The supervision slots are a good time to discuss and get feedback on your weekly reflections, both team and individual.
Individual grades
Each team member submits an individual reflection each week (starting week 1). In the individual reflection, please address the following questions, using the A, B, A -> B reflective loop as described above:
- what do I want to learn or understand better?
- how can I help someone else, or the entire team, to learn something new?
- what is my contribution towards the team’s use of Scrum?
- what is my contribution towards the team’s deliveries?
That means that for the personal learning objective you will each sprint write down what you have achieved in relation to last sprint's ambition (technologies, concepts and skills learnt as well as how this was achieved), what you would like to achieve for the next sprint and how to make the change happen. The first week of the course you describe the current situation by motivating a learning objective. It is perfectly fine to change objective/s each sprint as long as you can motivate the change and you evaluate the outcome of the previous sprint (e.g. describing the current situation). Please make sure to be concrete about your goals and how to achieve them and remember that the learning objectives in this course are about working with a process and not individual technologies.
The individual grade is then based on the team grade, the individual reflections, the outcome of the peer assessment , and finally the outcome of analysing the contribution towards the team repository (for instance by gitinspector). In order to pass, the individual reflections have to be uploaded, complete, and need to reflect how you as an individual contributed to the process and to the team. There should be a record that shows that an individual has also contributed to the source code (e.g., by having commits in the repo or by reflecting around pair programming) and the peer assessment should indicate that the student participated in a meaningful way.

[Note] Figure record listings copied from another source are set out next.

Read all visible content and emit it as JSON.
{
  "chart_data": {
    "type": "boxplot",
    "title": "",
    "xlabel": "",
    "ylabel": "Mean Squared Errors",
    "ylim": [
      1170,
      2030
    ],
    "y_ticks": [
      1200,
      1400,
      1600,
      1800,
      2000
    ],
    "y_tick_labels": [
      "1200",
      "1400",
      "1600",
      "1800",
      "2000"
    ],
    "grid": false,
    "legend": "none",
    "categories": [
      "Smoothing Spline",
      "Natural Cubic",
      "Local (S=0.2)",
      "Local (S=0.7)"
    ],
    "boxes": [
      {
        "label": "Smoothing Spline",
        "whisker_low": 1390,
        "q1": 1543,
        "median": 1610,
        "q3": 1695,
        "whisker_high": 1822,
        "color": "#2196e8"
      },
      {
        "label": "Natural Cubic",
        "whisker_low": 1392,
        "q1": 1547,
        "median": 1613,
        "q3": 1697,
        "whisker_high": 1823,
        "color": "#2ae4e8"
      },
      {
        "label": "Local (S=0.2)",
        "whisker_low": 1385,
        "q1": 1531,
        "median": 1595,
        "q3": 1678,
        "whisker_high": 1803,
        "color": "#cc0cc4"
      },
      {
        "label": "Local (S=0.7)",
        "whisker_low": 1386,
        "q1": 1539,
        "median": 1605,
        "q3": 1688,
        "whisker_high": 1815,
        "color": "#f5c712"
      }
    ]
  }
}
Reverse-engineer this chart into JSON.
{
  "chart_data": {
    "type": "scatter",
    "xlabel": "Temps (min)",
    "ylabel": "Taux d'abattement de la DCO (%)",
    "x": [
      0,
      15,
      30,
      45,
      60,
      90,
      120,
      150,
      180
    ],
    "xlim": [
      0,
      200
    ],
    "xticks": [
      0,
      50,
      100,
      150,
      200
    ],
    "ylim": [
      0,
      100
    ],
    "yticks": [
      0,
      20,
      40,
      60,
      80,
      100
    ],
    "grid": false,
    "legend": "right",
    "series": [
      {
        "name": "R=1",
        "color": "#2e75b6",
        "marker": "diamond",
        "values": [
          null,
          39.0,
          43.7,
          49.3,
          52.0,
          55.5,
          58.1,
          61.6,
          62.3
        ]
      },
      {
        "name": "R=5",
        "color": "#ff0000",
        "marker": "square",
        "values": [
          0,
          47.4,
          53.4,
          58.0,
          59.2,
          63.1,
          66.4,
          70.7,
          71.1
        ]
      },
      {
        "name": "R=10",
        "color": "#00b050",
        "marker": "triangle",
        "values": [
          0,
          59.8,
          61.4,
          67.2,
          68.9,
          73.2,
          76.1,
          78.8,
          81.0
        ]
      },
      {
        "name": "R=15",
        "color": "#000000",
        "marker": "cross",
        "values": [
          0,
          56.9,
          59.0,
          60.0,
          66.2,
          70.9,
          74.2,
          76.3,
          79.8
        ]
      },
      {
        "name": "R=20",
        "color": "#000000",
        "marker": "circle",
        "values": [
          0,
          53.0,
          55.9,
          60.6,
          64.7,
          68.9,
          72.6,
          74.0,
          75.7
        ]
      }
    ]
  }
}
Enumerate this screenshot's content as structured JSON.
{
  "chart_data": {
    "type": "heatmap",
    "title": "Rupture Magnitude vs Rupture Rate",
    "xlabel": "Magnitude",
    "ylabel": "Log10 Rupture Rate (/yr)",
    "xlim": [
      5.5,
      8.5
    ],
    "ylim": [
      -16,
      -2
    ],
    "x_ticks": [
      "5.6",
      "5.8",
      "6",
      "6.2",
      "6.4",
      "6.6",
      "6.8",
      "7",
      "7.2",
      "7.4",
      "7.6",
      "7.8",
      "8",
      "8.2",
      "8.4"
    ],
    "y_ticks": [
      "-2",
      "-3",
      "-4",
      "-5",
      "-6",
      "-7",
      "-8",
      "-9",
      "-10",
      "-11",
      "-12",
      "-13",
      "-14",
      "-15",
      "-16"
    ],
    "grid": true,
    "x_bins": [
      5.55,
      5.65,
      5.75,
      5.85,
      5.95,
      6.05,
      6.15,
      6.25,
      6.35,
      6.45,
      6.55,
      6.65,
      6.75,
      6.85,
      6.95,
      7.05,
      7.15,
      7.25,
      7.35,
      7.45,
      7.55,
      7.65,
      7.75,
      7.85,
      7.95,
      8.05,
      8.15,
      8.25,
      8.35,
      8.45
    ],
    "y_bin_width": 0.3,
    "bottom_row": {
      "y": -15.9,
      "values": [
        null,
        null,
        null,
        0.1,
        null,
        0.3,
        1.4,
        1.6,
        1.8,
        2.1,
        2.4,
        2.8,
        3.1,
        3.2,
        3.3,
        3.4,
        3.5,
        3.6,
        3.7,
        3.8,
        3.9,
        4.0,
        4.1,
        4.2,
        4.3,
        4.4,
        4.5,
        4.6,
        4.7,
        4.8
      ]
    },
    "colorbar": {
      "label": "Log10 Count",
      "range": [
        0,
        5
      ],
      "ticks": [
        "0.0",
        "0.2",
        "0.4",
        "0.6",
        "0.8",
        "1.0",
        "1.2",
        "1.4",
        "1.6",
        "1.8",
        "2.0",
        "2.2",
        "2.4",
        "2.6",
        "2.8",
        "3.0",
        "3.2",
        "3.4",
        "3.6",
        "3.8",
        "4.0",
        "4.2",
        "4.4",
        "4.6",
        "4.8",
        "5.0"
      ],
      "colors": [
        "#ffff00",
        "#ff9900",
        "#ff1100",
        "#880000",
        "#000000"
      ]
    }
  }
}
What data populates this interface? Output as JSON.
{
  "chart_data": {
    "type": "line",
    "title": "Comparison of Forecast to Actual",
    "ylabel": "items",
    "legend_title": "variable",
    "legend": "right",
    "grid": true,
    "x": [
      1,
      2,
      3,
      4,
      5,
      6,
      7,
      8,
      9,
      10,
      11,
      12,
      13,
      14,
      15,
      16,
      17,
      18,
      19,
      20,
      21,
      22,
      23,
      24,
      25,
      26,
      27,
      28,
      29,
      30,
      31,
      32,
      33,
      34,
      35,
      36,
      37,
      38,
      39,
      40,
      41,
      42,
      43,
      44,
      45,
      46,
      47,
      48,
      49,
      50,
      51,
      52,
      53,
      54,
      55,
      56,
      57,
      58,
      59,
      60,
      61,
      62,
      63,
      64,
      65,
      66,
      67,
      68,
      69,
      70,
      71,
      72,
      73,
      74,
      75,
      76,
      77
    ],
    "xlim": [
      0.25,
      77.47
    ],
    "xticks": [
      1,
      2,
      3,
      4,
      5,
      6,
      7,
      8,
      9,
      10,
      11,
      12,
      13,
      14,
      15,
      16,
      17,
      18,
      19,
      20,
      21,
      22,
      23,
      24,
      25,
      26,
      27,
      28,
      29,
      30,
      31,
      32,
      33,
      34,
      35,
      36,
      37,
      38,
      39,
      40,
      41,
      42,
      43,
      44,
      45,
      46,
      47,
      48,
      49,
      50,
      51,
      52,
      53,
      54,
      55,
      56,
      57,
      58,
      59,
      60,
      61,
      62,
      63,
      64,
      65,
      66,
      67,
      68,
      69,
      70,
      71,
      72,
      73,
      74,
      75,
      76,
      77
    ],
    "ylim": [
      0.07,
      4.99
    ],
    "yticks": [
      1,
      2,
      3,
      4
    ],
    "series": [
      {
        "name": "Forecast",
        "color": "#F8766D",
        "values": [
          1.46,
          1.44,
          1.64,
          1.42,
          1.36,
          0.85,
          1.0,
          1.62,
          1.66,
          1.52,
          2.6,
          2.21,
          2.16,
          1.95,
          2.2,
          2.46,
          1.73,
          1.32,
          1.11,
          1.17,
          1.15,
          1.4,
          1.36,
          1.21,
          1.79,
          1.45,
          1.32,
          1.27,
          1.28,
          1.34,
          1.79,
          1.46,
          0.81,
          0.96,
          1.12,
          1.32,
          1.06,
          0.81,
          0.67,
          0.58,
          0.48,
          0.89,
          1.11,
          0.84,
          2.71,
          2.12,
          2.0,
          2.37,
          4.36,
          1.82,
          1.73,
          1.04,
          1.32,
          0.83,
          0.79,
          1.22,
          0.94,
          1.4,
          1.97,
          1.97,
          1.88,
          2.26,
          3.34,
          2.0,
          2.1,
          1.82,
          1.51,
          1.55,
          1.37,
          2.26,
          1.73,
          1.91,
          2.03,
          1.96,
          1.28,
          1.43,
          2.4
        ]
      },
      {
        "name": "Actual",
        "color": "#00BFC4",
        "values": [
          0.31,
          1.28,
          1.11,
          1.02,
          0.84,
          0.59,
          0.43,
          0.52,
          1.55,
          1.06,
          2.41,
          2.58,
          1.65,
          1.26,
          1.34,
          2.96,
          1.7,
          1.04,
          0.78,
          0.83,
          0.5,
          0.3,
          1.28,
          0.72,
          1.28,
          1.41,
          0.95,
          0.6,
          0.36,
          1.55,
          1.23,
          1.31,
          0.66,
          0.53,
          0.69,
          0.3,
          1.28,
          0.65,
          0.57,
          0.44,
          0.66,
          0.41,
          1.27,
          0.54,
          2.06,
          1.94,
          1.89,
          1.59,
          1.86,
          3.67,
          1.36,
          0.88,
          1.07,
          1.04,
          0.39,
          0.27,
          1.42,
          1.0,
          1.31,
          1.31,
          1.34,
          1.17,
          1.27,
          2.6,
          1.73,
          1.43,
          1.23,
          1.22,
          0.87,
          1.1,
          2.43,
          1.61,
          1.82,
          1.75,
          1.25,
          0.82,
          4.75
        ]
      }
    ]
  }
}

If more than one of these indicators provide evidence for excellent or sub-par contributions, the student will either fail the course or might receive an individual grade that differs from the team grade.
If there are indications that an individual does not provide sufficient evidence that they reached the learning objectives by actively participating in the group, contributing code and/or documentation, and reflecting on their role in the team as described above, this individual will be failed, independent of the team grade.
In the case of the opposite, that one team member is doing all the work for the entire team, we suggest you use the supervision slot to raise the issue, The reasoning is that it does not reflect the agile principles to let other team members get away with doing nothing, rather you should raise the issue and work for a change. Letting others off will most probably result in getting failed. Instead, raise the issue since getting ideas for and feedback on changing the situation is one of the things we teachers can help you with during supervision.
The peer assessment provides an indication of the distribution of the work in the team. It is used to identify outliers within the team that either contributed significantly more or less than the average. Your comments will help us understand the points you award better. This information will be used in setting the individual grades. Only the teachers will see the final results of the peer assessment for grading.